Ordures! Journal d’un vidangeur
Simon Paré-Poupart raconte cet univers mal connu
On ne réalise pas assez fort comment le métier de vidangeur peut être essentiel à notre bien-être en société. Lui-même vidangeur de métier, Simon Paré-Poupart a voulu raconter, en écrivant le livre Ordures!, ce qui se trame dans l’univers mal connu de la collecte des déchets.
L’auteur a étudié en sociologie et en administration internationale. Ce qui ne l’a pas empêché de pratiquer avec passion ce métier d’éboueur depuis vingt ans. Son langage est coloré, franc et bien argumenté.
Il faut signaler ici que la collecte des déchets a beaucoup changé ces dernières années, du moins à Rimouski et dans d’autres villes, avec les camions qui ramassent mécaniquement les poubelles pour transvider leur contenu dans les bennes.
Il n’est pas question de cette évolution dans le livre. Des emplois ont été perdus…
Simon Paré-Poupart nous familiarise d’abord avec des cas réels d’hommes qui gagnent leur vie dans ce domaine.
Il reconnaît que les gars qui y travaillent ont souvent vécu des parcours difficiles. Derrière leur allure discrète, certains sont endettés, dépendants, exploités par le système. Il les décrit comme des « marginaux excentriques ».

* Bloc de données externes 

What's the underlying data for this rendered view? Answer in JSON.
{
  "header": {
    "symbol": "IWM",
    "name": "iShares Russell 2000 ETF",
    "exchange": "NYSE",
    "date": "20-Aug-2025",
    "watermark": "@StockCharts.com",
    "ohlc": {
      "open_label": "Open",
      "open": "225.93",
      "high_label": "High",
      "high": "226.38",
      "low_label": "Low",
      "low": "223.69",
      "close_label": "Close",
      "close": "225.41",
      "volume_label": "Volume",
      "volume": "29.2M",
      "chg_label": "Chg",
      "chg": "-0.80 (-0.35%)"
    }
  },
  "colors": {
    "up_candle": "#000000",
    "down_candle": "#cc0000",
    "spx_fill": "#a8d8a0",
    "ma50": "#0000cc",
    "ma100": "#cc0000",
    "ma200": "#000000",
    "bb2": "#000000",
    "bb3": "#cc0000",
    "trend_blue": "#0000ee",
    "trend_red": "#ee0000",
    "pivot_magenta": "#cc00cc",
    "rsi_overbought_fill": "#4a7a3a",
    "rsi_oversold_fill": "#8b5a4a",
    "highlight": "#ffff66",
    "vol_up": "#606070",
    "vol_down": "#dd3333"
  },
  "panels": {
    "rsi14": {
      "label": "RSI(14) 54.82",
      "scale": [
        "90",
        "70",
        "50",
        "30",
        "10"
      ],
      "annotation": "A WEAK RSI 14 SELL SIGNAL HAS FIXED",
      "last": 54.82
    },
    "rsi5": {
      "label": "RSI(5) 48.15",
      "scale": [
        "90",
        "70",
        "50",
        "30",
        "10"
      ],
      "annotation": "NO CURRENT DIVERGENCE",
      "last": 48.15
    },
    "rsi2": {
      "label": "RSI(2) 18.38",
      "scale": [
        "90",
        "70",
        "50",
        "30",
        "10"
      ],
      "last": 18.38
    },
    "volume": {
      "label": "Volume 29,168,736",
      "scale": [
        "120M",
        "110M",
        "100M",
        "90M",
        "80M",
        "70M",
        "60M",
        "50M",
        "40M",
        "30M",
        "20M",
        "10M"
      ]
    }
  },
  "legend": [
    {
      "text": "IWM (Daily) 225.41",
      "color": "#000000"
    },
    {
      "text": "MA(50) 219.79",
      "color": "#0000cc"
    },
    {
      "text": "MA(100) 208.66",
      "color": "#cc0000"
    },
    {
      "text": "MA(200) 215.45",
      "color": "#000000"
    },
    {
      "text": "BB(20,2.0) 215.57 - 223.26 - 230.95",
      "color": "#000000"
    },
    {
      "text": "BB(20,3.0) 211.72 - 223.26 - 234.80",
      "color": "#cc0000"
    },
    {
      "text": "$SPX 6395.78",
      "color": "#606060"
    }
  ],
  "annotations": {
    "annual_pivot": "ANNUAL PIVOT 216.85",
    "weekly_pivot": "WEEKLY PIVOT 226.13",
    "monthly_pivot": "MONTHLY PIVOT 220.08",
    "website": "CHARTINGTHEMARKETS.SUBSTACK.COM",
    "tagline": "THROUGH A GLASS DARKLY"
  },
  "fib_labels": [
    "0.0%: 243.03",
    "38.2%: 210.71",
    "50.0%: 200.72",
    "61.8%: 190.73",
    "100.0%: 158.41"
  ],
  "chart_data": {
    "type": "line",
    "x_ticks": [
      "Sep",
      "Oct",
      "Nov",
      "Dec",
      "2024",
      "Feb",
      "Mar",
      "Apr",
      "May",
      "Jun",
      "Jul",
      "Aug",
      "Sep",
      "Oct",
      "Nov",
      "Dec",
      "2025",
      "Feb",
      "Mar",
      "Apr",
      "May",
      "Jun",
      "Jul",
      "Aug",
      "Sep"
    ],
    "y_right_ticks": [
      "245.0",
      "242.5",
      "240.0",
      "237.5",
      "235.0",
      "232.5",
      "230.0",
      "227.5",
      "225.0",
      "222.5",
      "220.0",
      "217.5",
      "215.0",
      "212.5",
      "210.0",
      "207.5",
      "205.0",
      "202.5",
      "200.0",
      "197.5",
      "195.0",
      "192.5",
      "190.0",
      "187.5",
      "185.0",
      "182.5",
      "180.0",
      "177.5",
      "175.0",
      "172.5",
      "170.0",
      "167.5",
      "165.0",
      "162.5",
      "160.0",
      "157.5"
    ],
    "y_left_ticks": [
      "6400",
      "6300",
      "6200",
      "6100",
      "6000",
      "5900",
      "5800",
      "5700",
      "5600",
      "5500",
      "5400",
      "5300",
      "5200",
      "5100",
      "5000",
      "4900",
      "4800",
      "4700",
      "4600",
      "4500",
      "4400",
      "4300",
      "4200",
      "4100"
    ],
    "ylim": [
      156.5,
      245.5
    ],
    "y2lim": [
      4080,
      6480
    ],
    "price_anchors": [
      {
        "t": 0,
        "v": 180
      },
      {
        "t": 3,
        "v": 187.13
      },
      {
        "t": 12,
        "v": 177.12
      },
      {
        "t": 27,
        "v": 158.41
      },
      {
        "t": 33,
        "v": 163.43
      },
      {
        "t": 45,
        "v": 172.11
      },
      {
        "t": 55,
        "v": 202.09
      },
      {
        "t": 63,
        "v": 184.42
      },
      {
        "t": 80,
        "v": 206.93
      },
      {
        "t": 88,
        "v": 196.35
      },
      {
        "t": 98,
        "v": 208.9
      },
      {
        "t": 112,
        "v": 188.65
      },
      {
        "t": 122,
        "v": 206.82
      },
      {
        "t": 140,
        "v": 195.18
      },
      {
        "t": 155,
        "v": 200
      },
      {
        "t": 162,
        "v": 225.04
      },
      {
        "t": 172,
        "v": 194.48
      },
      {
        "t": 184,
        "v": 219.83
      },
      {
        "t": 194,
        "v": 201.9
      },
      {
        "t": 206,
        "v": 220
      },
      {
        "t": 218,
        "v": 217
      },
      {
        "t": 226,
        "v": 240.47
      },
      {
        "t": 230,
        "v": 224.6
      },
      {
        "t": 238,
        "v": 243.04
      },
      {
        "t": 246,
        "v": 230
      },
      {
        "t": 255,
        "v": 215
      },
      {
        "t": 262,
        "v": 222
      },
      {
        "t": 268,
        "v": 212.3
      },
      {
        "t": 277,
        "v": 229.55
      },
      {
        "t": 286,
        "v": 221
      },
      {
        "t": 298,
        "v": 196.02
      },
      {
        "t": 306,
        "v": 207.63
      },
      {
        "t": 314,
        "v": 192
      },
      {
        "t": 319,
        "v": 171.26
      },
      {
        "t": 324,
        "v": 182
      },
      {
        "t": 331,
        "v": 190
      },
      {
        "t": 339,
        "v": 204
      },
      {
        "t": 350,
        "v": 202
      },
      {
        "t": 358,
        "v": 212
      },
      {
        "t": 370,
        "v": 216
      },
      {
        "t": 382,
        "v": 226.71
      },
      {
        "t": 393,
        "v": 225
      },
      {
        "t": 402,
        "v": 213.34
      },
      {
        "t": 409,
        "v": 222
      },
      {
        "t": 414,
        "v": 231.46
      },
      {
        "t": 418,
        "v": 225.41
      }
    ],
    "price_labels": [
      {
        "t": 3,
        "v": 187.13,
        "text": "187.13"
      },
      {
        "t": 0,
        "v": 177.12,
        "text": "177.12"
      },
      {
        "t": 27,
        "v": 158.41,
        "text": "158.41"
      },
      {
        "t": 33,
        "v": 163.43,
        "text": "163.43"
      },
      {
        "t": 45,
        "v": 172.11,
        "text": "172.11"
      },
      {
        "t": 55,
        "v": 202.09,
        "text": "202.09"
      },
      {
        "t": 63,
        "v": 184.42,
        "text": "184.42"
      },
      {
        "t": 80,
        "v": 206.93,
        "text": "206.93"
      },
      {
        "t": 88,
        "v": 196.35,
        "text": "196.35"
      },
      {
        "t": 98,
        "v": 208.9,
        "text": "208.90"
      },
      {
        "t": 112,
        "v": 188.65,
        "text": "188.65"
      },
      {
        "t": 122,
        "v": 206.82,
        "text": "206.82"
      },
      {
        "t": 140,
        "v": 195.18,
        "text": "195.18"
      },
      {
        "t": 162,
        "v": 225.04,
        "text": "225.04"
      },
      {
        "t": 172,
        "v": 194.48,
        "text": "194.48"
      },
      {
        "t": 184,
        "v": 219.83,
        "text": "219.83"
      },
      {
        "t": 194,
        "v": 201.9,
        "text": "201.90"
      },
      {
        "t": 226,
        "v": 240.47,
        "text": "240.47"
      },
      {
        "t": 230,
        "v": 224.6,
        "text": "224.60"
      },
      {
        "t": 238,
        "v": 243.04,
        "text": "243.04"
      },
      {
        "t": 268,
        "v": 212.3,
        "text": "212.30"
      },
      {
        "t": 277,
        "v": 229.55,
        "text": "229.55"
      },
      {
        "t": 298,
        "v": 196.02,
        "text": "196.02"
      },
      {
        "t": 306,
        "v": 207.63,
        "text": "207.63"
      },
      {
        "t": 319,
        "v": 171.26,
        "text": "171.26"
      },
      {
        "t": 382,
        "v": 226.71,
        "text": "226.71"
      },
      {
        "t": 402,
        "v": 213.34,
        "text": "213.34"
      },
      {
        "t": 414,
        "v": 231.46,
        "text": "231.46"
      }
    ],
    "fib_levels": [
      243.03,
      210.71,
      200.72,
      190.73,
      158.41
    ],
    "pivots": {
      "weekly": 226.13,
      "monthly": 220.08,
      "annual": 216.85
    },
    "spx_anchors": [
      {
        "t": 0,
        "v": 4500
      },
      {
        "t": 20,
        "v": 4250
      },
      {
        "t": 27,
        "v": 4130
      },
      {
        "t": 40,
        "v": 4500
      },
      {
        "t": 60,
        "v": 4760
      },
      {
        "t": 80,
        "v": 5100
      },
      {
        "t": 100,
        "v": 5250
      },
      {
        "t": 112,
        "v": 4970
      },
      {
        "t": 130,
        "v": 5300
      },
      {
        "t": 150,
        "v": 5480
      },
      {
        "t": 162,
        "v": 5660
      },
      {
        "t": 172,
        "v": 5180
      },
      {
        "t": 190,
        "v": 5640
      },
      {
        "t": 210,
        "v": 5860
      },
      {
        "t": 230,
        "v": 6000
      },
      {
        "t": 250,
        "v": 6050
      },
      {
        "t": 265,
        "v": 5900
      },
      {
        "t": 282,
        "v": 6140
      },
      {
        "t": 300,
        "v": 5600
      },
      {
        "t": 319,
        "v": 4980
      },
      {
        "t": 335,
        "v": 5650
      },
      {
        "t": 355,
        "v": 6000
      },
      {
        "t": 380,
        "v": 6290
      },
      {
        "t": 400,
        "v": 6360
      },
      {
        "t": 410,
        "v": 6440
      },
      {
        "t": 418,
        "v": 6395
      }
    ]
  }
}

Mais ce sont aussi des athlètes vigoureux, énergiques. Ces gars-là ont besoin de performer. Qui donc peut courir 25 km dans une journée en levant des poids continuellement ? Et ils ne reçoivent pas de médailles ni de gros salaires comme les athlètes reconnus dans le monde du sport…
La population ne les apprécie pas à leur juste valeur, explique-t-il. Les éboueurs reçoivent plus de plaintes que de remerciements. Seuls les enfants les regardent travailler avec admiration!
L’auteur brosse ensuite un tableau des avantages et contraintes du métier. Il existe une complicité entre les éboueurs, mais aussi une certaine compétition.
La température est un facteur-clé : il faut affronter le froid et les bancs de neige en hiver, les chaleurs et les mauvaises odeurs en été.
Accumulation de déchets
C’est dans sa dénonciation de l’accumulation invraisemblable de déchets dans nos villes que son discours est le plus percutant.
Saviez-vous que nous « fabriquons » environ 400 kilos de déchets par personne par année ? Sur la planète Terre, deux milliards de tonnes de déchets solides s’ajoutent annuellement à nos dépotoirs déjà bien remplis. C’est devenu un cauchemar!
Paré-Poupart croit qu’il faudrait valoriser davantage la réutilisation des métaux et du bois qui sont souvent inutilement jetés aux déchets.
Malheureusement, au dépotoir de Rimouski, il n’est pas possible de récupérer les nombreux matériaux et objets encore utiles qui y sont jetés.
Question de sécurité des lieux, sans doute… Mais il serait certainement possible de créer une zone temporaire où la récupération serait possible et bénéfique pour l’environnement.
Métier essentiel
Le noble métier de rendre les villes plus propres est essentiel! L’auteur raconte qu’en 1968, une grève des éboueurs a eu lieu à New York. On voyait des tonnes de déchets dans les rues, les rats, la puanteur… Au bout de dix jours, la Ville a cédé aux revendications.
Presqu’en même temps, une grève des employés de banque en Irlande s’est prolongée pendant six mois, « sans que l’économie en souffre »…
Pareillement, Paré-Poupart rappelle que le pasteur et militant Martin Luther King a été assassiné, à Memphis, alors que, la veille même, il avait soutenu les grévistes noirs qui travaillaient comme vidangeurs et qui souhaitaient de meilleures conditions de travail.

« Ordures! Journal d’un vidangeur », par Simon Paré-Poupart, Éditions Lux. 2024, 144 pages.